Sur les liens entre politique et religion, il va être temps de lire Carl Schmitt. (Puis Hans Blumenberg, pour le son de cloches d'en face). Dans les deux cas, je crois que @F. mas pourra en dire quelques mots. ;)

Oui mais je suis con j'ai digressé un peu, même si ça reste cohérent. J'ai lu la Théologie politique, et puis on pourrait ajouter Voegelin à la biblio, mais je voulais plus répondre à la question: "quel genre d'idées politiques se fait un mec qui croit que le nucléaire augmente le RCA ou a une explication poétique du bruit des avions?" Le rapport entre la conception scientifique (ou poétique) du monde physique et les préférences politiques, au sens où, dans les deux cas, un package de connaissances sur le fonctionnement de systèmes est un peu impliqué. Mon avis, pour l'instant, est que quand on est complètement out pour comprendre des systèmes physiques, on est aussi complètement out pour comprendre des systèmes sociaux aujourd'hui, où la décision politique est beaucoup plus technique que dans la Cité d'Aristote.

 

On pourrait (j'en suis pas sûr) abstraire, en théorie, certains patterns d'analyse, certaines façons de pensée ou de poser les problèmes qui cadrent le discours et évitent de dire trop de conneries (bannir le recours à la métaphore (par exemple organiciste), parce qu'elle transfère un principe de fonctionnement connu (pour l'organicisme, celui du corps humain, enfin, à supposer que le mec en question le connaisse) sur un système inconnu* de façon méthodologiquement illégitime.
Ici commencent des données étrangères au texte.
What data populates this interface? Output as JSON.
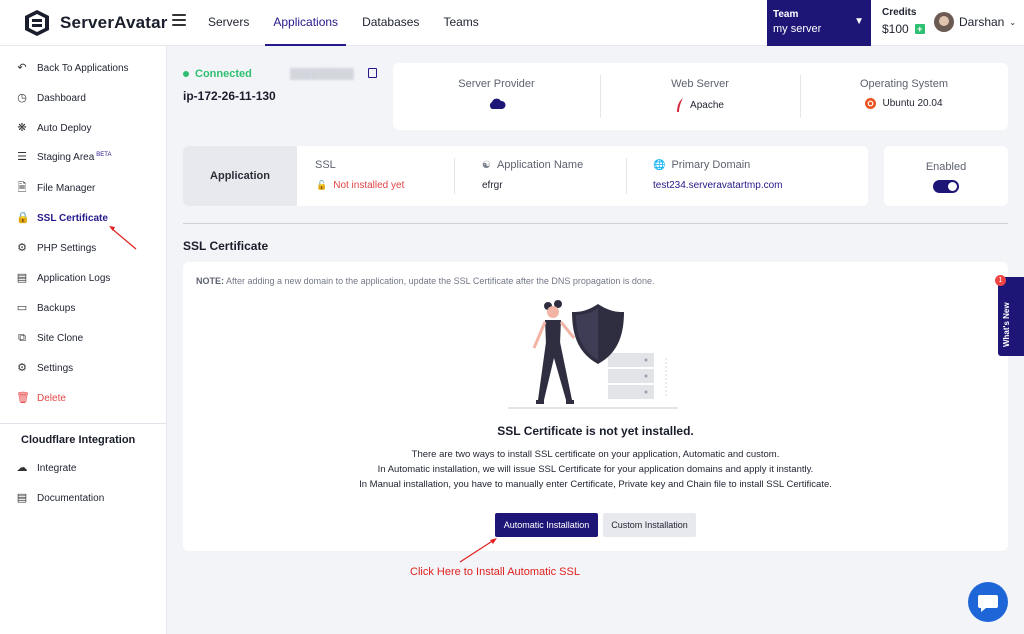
{
  "brand": {
    "name": "ServerAvatar"
  },
  "nav": {
    "items": [
      {
        "label": "Servers",
        "active": false
      },
      {
        "label": "Applications",
        "active": true
      },
      {
        "label": "Databases",
        "active": false
      },
      {
        "label": "Teams",
        "active": false
      }
    ]
  },
  "team": {
    "label": "Team",
    "value": "my server"
  },
  "credits": {
    "label": "Credits",
    "value": "$100"
  },
  "user": {
    "name": "Darshan"
  },
  "sidebar": {
    "items": [
      {
        "label": "Back To Applications",
        "icon": "arrow-left-circle-icon"
      },
      {
        "label": "Dashboard",
        "icon": "dashboard-icon"
      },
      {
        "label": "Auto Deploy",
        "icon": "auto-deploy-icon"
      },
      {
        "label": "Staging Area",
        "icon": "staging-icon",
        "badge": "BETA"
      },
      {
        "label": "File Manager",
        "icon": "file-icon"
      },
      {
        "label": "SSL Certificate",
        "icon": "lock-icon",
        "active": true
      },
      {
        "label": "PHP Settings",
        "icon": "php-icon"
      },
      {
        "label": "Application Logs",
        "icon": "logs-icon"
      },
      {
        "label": "Backups",
        "icon": "backup-icon"
      },
      {
        "label": "Site Clone",
        "icon": "clone-icon"
      },
      {
        "label": "Settings",
        "icon": "gear-icon"
      },
      {
        "label": "Delete",
        "icon": "trash-icon",
        "danger": true
      }
    ],
    "cloudflare_heading": "Cloudflare Integration",
    "cloudflare_items": [
      {
        "label": "Integrate",
        "icon": "cloud-icon"
      },
      {
        "label": "Documentation",
        "icon": "document-icon"
      }
    ]
  },
  "server": {
    "status": "Connected",
    "host": "ip-172-26-11-130"
  },
  "info": {
    "provider_label": "Server Provider",
    "webserver_label": "Web Server",
    "webserver_value": "Apache",
    "os_label": "Operating System",
    "os_value": "Ubuntu 20.04"
  },
  "application": {
    "tab": "Application",
    "ssl_label": "SSL",
    "ssl_value": "Not installed yet",
    "name_label": "Application Name",
    "name_value": "efrgr",
    "domain_label": "Primary Domain",
    "domain_value": "test234.serveravatartmp.com",
    "enabled_label": "Enabled",
    "enabled": true
  },
  "ssl": {
    "section_title": "SSL Certificate",
    "note_prefix": "NOTE:",
    "note": "After adding a new domain to the application, update the SSL Certificate after the DNS propagation is done.",
    "heading": "SSL Certificate is not yet installed.",
    "desc_line1": "There are two ways to install SSL certificate on your application, Automatic and custom.",
    "desc_line2": "In Automatic installation, we will issue SSL Certificate for your application domains and apply it instantly.",
    "desc_line3": "In Manual installation, you have to manually enter Certificate, Private key and Chain file to install SSL Certificate.",
    "auto_button": "Automatic Installation",
    "custom_button": "Custom Installation"
  },
  "annotation": {
    "text": "Click Here to Install Automatic SSL"
  },
  "whats_new": {
    "label": "What's New",
    "count": "1"
  },
  "colors": {
    "primary": "#1e1677",
    "success": "#2fbf71",
    "danger": "#e64545",
    "annotation": "#e02020"
  }
}
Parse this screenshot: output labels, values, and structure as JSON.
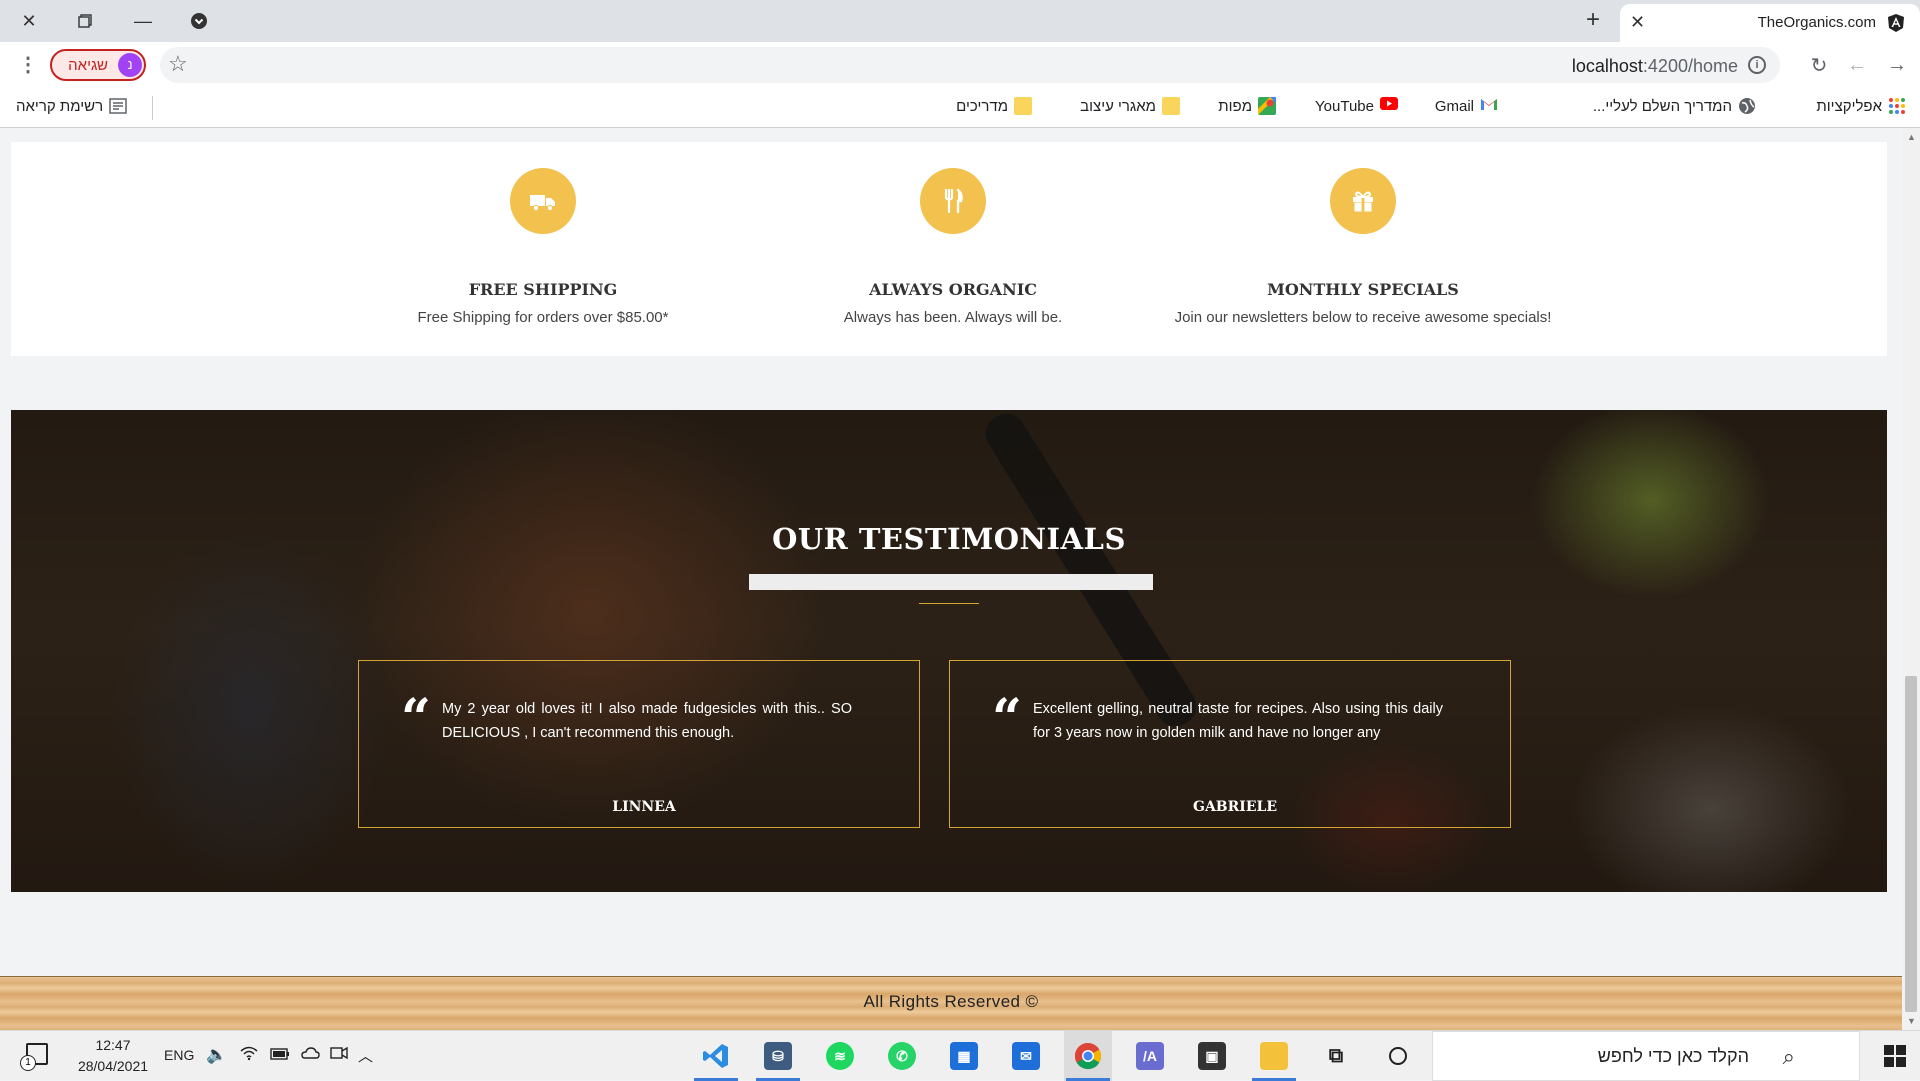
{
  "browser": {
    "tab_title": "TheOrganics.com",
    "url_host": "localhost",
    "url_path": ":4200/home",
    "profile_badge_letter": "נ",
    "profile_error_label": "שגיאה",
    "bookmarks": [
      {
        "label": "אפליקציות",
        "icon": "apps-grid-icon"
      },
      {
        "label": "המדריך השלם לעליי...",
        "icon": "globe-icon"
      },
      {
        "label": "Gmail",
        "icon": "gmail-icon"
      },
      {
        "label": "YouTube",
        "icon": "youtube-icon"
      },
      {
        "label": "מפות",
        "icon": "maps-icon"
      },
      {
        "label": "מאגרי עיצוב",
        "icon": "folder-icon"
      },
      {
        "label": "מדריכים",
        "icon": "folder-icon"
      }
    ],
    "reading_list_label": "רשימת קריאה"
  },
  "features": [
    {
      "title": "FREE SHIPPING",
      "description": "Free Shipping for orders over $85.00*",
      "icon": "truck-icon"
    },
    {
      "title": "ALWAYS ORGANIC",
      "description": "Always has been. Always will be.",
      "icon": "utensils-icon"
    },
    {
      "title": "MONTHLY SPECIALS",
      "description": "Join our newsletters below to receive awesome specials!",
      "icon": "gift-icon"
    }
  ],
  "testimonials": {
    "heading": "OUR TESTIMONIALS",
    "items": [
      {
        "text": "My 2 year old loves it! I also made fudgesicles with this.. SO DELICIOUS , I can't recommend this enough.",
        "author": "LINNEA"
      },
      {
        "text": "Excellent gelling, neutral taste for recipes. Also using this daily for 3 years now in golden milk and have no longer any",
        "author": "GABRIELE"
      }
    ]
  },
  "footer": {
    "text": "All Rights Reserved ©"
  },
  "taskbar": {
    "search_placeholder": "הקלד כאן כדי לחפש",
    "time": "12:47",
    "date": "28/04/2021",
    "language": "ENG",
    "notification_count": "1"
  },
  "colors": {
    "accent": "#f2c14e",
    "card_border": "#d4a437",
    "active_indicator": "#3d7bd9"
  }
}
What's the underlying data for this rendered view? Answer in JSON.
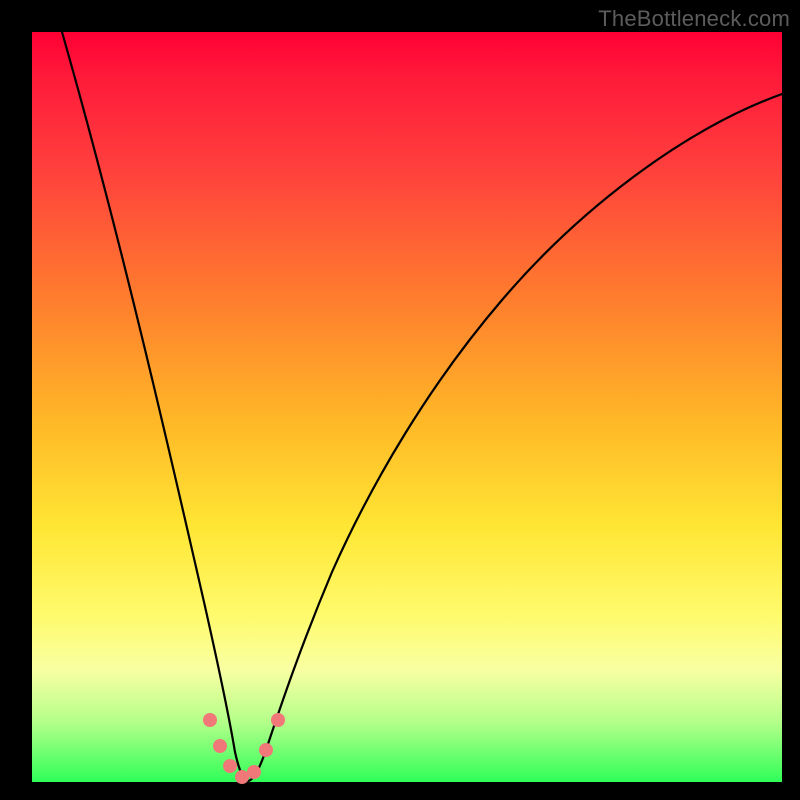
{
  "watermark": "TheBottleneck.com",
  "colors": {
    "frame": "#000000",
    "gradient_top": "#ff0034",
    "gradient_bottom": "#2fff58",
    "curve": "#000000",
    "marker": "#f07878"
  },
  "chart_data": {
    "type": "line",
    "title": "",
    "xlabel": "",
    "ylabel": "",
    "xlim": [
      0,
      100
    ],
    "ylim": [
      0,
      100
    ],
    "notes": "No axes or tick labels rendered. Vertical rainbow gradient background (red top → green bottom). Black V-shaped bottleneck curve with minimum near x≈27. Pink dot markers cluster at the trough.",
    "series": [
      {
        "name": "bottleneck-curve",
        "x": [
          4,
          8,
          12,
          16,
          20,
          23,
          25,
          27,
          29,
          31,
          33,
          36,
          40,
          46,
          54,
          64,
          76,
          90,
          100
        ],
        "y": [
          100,
          80,
          60,
          40,
          22,
          10,
          4,
          0,
          2,
          6,
          12,
          20,
          30,
          42,
          55,
          68,
          78,
          86,
          90
        ]
      }
    ],
    "markers": {
      "name": "trough-markers",
      "x": [
        22.5,
        24,
        25.5,
        27,
        28.5,
        30.5,
        32
      ],
      "y": [
        9,
        5,
        2,
        0.5,
        1.5,
        5,
        9
      ]
    }
  }
}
On voit ça quand on parle de la Terre comme d'un être humain ou ce genre de choses (sans parler des âneries sur l'immigration). Voilà un exemple, il y en aurait d'autres (comprendre ce que veut dire "non-linéaire" par exemple, ou d'autres outils d'analyse transdisciplinaires (Taleb dirait que je suis juste en train de dire que le monde va mal parce que les gens ne savent pas faire de stats, mais en un sens c'est pas étonnant que John Gray me ramène à NNT, si?)).

 

Après il y a une histoire de religion mais la première question qui m'occupe c'est ça. Même si je pense aussi que l'évolution du rapport à la science, compte tenu de ce que la science moderne est devenue (càd un truc très abstrait et mathématisé), est aussi influencé par les effets du vide religieux (mais là j'invente l'eau tiède). Certains conservateurs, d'ailleurs, sont tout aussi à côté de la plaque que les autres, justement parce que leur compréhension scientifique est du type poétique de les avions font du bruit quand ils trouent le mur du son.

 

Attention, je veux bien parler quand même de Schmitt et Blumenberg et Taubes et toute la bande, juste je connais bien Schmitt, les autres rigolos un peu moins, et la Théologie politique II j'ai trouvé ça difficile (apparemment c'est normal). Tout ça reste un peu désorganisé dans ma tête aussi, c'est normal, je suis pas en train d'expliquer la pensée d'un autre mec, j'essaie de mettre de l'ordre dans la mienne (ce qu'on enseigne assez peu dans les humanités, en fait, mais c'est normal.)

 

*Je dis système mais on pourrait dire ordre, dans le sens hayékien de "ensemble de variables fortement intercorrélées, ou suffisamment pour qu'on puisse en utiliser certaines pour faire des prédictions valables sur d'autres." Hayek fait partie de ces penseurs (de fait transdisciplinaires) qui articulent l'épistémologie à la politique. Popper est son grand frère; par exemple: "The situation is really very simple. The belief of a liberal--the belief in the possibility of a rule of law, of equal justice, of fundamental rights, and a free society--can easily survive the recognition that judges are not omniscient and may make mistakes about facts and that, in practice, absolute justice is hardly ever realized in any particular legal case. But this belief in the possibility of a rule of law, of justice, and of freedom, can hardly survive the acceptance of an epistemology which teaches that there are no objective facts; not merely in this particular case, but in any other case; and that the judge cannot have made a factual mistake because he can no more be wrong about the facts than he can be right." (Conjectures and Refutations, "On the Sources of Knowledge and of Ignorance")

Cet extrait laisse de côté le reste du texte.